Top Ukraine expert shows up for work despite Trump's repeated attacks
Posted November 4, 2019 1:04 p.m. EST
CNN — As President Donald Trump has ramped up his attacks on Lt. Col. Alexander Vindman, the National Security Council's top Ukraine expert has continued to report to work, CNN has learned.
Behind closed doors, Vindman testified before House impeachment investigators for more than 10 hours last week. He was the first witness who listened to the July call with the leader of Ukraine to go under oath. He testified that he was deeply troubled by it, reported those concerns to the top National Security Council lawyer within hours and also said some of the changes he tried to make to the since-published transcript were left out, though he didn't say why.
Since his appearance, Trump has attempted to sow doubt about Vindman's political ties, calling him a "Never Trumper witness" and implying more information would be revealed about him in the coming days.
"Well, you'll be seeing very soon what comes out and then you can ask the question in a different way," Trump said Sunday without elaborating.
He has declined to provide any evidence to back up his claims and the White House has not responded to a request for comment.
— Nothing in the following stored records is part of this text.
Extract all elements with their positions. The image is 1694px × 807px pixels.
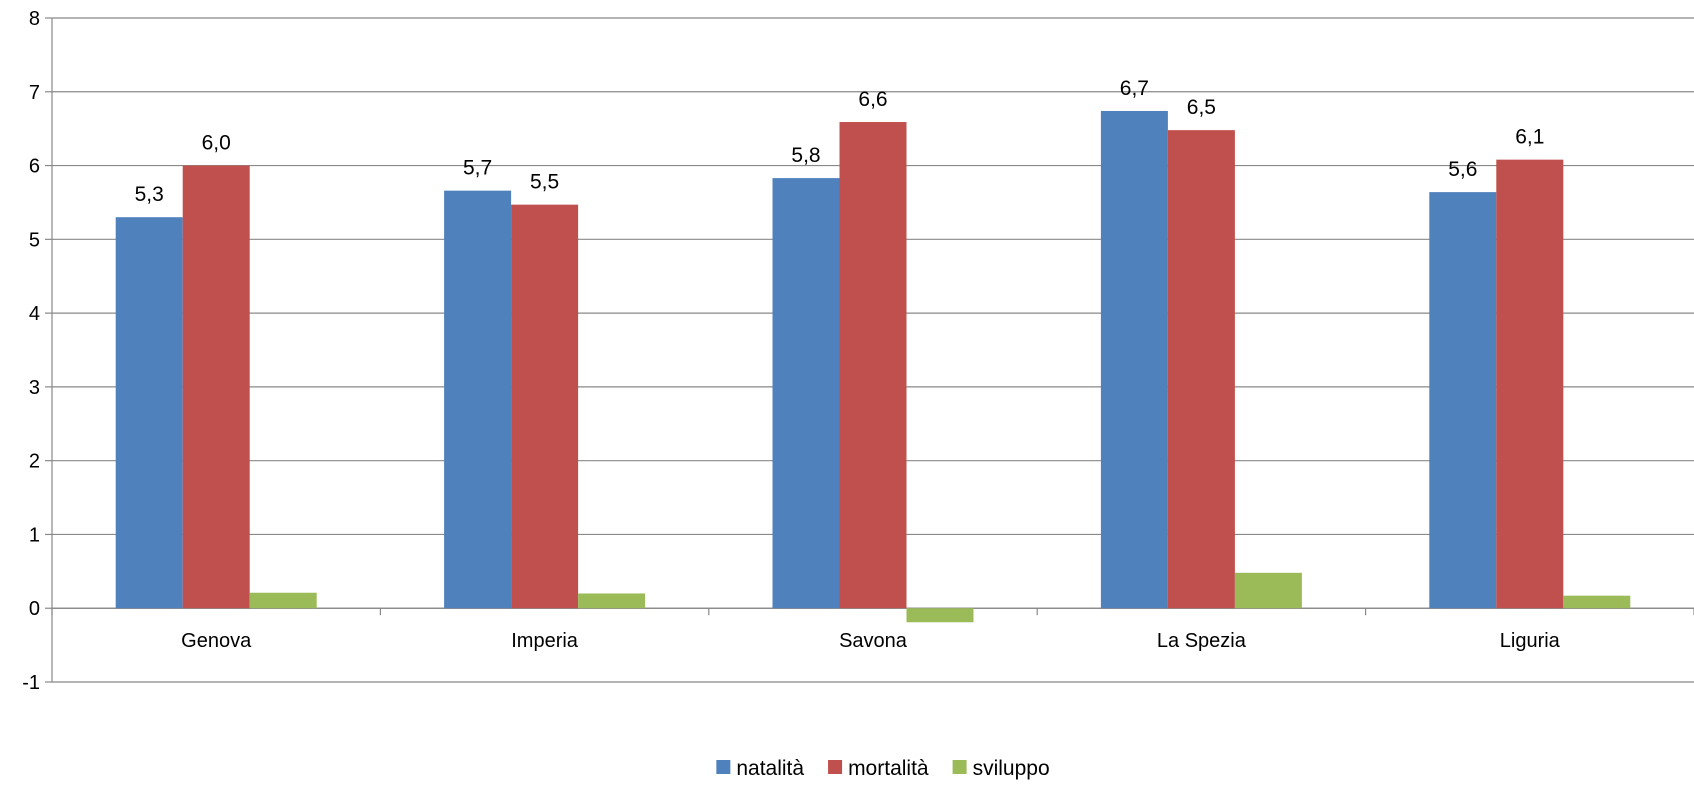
y-tick-label: 1 <box>29 524 40 546</box>
legend-label: sviluppo <box>973 757 1050 780</box>
bar <box>444 190 512 609</box>
bar <box>1563 595 1631 609</box>
data-labels: 5,3 6,0 5,7 5,5 5,8 6,6 6,7 6,5 5,6 6,1 <box>135 77 1545 206</box>
bar <box>1167 130 1235 609</box>
x-tick-label: Savona <box>839 630 908 652</box>
data-label: 6,0 <box>202 132 231 155</box>
y-tick-label: 5 <box>29 229 40 251</box>
bar <box>839 122 907 609</box>
legend-swatch <box>716 760 731 774</box>
x-tick-label: Liguria <box>1500 630 1561 652</box>
y-tick-label: 6 <box>29 156 40 178</box>
y-tick-label: 4 <box>29 303 40 325</box>
y-tick-label: 2 <box>29 451 40 473</box>
bar <box>182 165 250 609</box>
bars <box>115 110 1631 623</box>
x-tick-label: Imperia <box>511 630 579 652</box>
legend: natalità mortalità sviluppo <box>716 757 1050 780</box>
data-label: 5,3 <box>135 183 164 206</box>
bar <box>249 592 317 609</box>
bar <box>578 593 646 609</box>
data-label: 6,7 <box>1120 77 1149 100</box>
y-tick-label: 3 <box>29 377 40 399</box>
bar <box>906 608 974 623</box>
bar <box>115 217 183 609</box>
data-label: 6,1 <box>1515 126 1544 149</box>
bar <box>511 204 579 609</box>
bar <box>1429 192 1497 609</box>
data-label: 6,6 <box>858 88 887 111</box>
bar <box>772 178 840 609</box>
data-label: 6,5 <box>1187 96 1216 119</box>
y-tick-label: 0 <box>29 598 40 620</box>
data-label: 5,8 <box>791 144 820 167</box>
bar <box>1496 159 1564 609</box>
data-label: 5,6 <box>1448 158 1477 181</box>
bar <box>1234 572 1302 609</box>
y-tick-label: -1 <box>22 672 40 694</box>
legend-swatch <box>952 760 967 774</box>
data-label: 5,5 <box>530 171 559 194</box>
bar <box>1100 110 1168 609</box>
y-tick-label: 7 <box>29 82 40 104</box>
data-label: 5,7 <box>463 157 492 180</box>
y-tick-label: 8 <box>29 8 40 30</box>
x-tick-label: Genova <box>181 630 252 652</box>
legend-swatch <box>828 760 843 774</box>
x-tick-label: La Spezia <box>1157 630 1247 652</box>
legend-label: mortalità <box>848 757 929 780</box>
legend-label: natalità <box>736 757 804 780</box>
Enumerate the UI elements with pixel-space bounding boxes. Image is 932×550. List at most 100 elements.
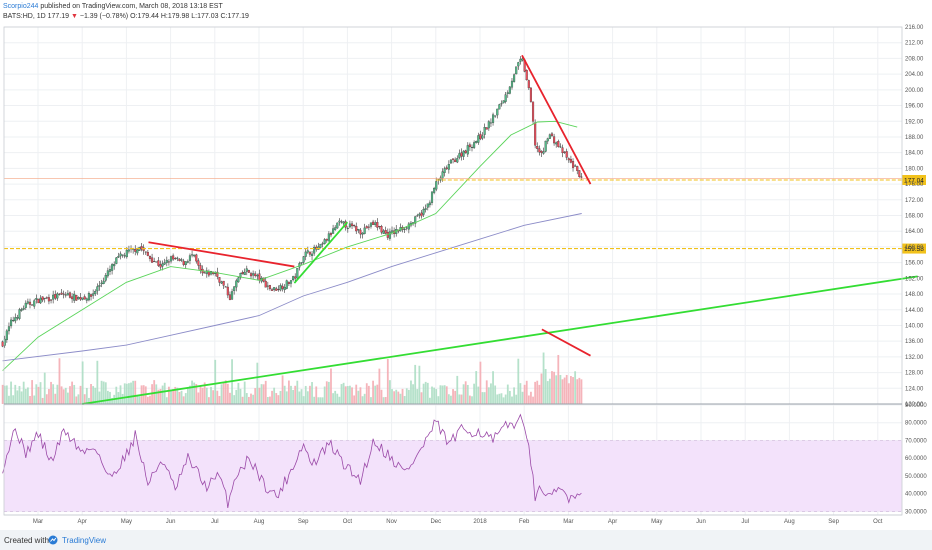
volume-bar xyxy=(243,381,246,404)
candle-body xyxy=(41,296,44,301)
trendline[interactable] xyxy=(293,221,349,284)
candle-body xyxy=(262,277,265,282)
candle-body xyxy=(527,80,530,89)
candle-body xyxy=(388,231,391,239)
volume-bar xyxy=(12,395,15,404)
published-text: published on TradingView.com, March 08, … xyxy=(40,3,223,10)
candle-body xyxy=(504,94,507,102)
candle-body xyxy=(178,258,181,262)
author-link[interactable]: Scorpio244 xyxy=(3,3,39,10)
volume-bar xyxy=(214,359,217,404)
volume-bar xyxy=(201,387,204,404)
trendline[interactable] xyxy=(521,54,592,185)
candle-body xyxy=(94,291,97,295)
volume-bar xyxy=(498,393,501,404)
volume-bar xyxy=(281,375,284,404)
volume-bar xyxy=(193,382,196,404)
volume-bar xyxy=(94,387,97,404)
candle-body xyxy=(127,249,130,252)
candle-body xyxy=(174,258,177,260)
volume-bar xyxy=(75,396,78,404)
symbol-label: BATS:HD, 1D xyxy=(3,13,46,20)
tradingview-brand-link[interactable]: TradingView xyxy=(62,536,107,545)
volume-bar xyxy=(258,387,261,404)
volume-bar xyxy=(102,381,105,404)
volume-bar xyxy=(235,389,238,404)
candle-body xyxy=(77,297,80,300)
volume-bar xyxy=(382,397,385,404)
rsi-line xyxy=(2,413,582,508)
volume-bar xyxy=(132,380,135,404)
trendline[interactable] xyxy=(541,328,591,357)
y-tick-label: 144.00 xyxy=(905,308,924,314)
trendline[interactable] xyxy=(82,275,918,405)
volume-bar xyxy=(473,383,476,404)
candle-body xyxy=(117,256,120,258)
candle-body xyxy=(536,146,539,149)
candle-body xyxy=(338,220,341,223)
candle-body xyxy=(430,191,434,203)
candle-body xyxy=(454,159,457,163)
candle-body xyxy=(43,297,46,299)
candle-body xyxy=(359,229,362,235)
candle-body xyxy=(334,227,337,230)
volume-bar xyxy=(203,382,206,404)
volume-bar xyxy=(332,393,334,404)
volume-bar xyxy=(340,384,343,404)
volume-bar xyxy=(292,389,294,404)
volume-bar xyxy=(218,395,221,404)
volume-bar xyxy=(403,396,406,404)
x-tick-label: Jul xyxy=(741,519,749,525)
candle-body xyxy=(281,285,284,289)
candle-body xyxy=(182,260,185,265)
volume-bar xyxy=(380,389,383,404)
candle-body xyxy=(369,222,373,227)
volume-bar xyxy=(456,375,459,404)
volume-bar xyxy=(418,365,421,404)
candle-body xyxy=(449,159,453,164)
price-tag-label: 177.04 xyxy=(904,177,924,184)
volume-bar xyxy=(52,384,55,404)
volume-bar xyxy=(180,390,183,404)
y-tick-label: 196.00 xyxy=(905,104,924,110)
volume-bar xyxy=(578,377,581,404)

Despite the attacks, Vindman has been seen in his office at the Eisenhower Executive Office Building next door to the White House every day since he testified. The other National Security Council official who testified, Tim Morrison, announced last week that he would leave the administration in the coming days.
After Vindman testified, several of the President's allies came under fire for implying he was loyal to Ukraine, where he was born but left for the United States when he was three. Vindman is an Army officer who awarded a Purple Heart after being wounded by a roadside bomb in Iraq, and he still carries shrapnel from the attack in his body.
In recent days, Trump has also escalated his attacks on the whistleblower at the center of the impeachment inquiry, implying the person is politically motivated and urging reporters to disclose their identity. Trump asserted Monday that the offer for the unnamed individual to submit written answers to Republican lawmakers -- which the person's attorney offered over the weekend -- would not be sufficient.
"The Whistleblower gave false information & dealt with corrupt politician Schiff," Trump tweeted. "He must be brought forward to testify. Written answers not acceptable! Where is the 2nd Whistleblower? He disappeared after I released the transcript. Does he even exist? Where is the informant? Con!"
The President had a different view on written answers when he submitted his own to the former special counsel Robert Mueller as he was conducting his investigation into Russian interference in the 2016 election. Trump refused to sit for an interview with Mueller and only answered questions about his actions before he took office.
Trump's attempts to undermine the whistleblower's credibility come as House investigators have spoken to roughly a dozen witnesses about his efforts to pressure the government of Ukraine.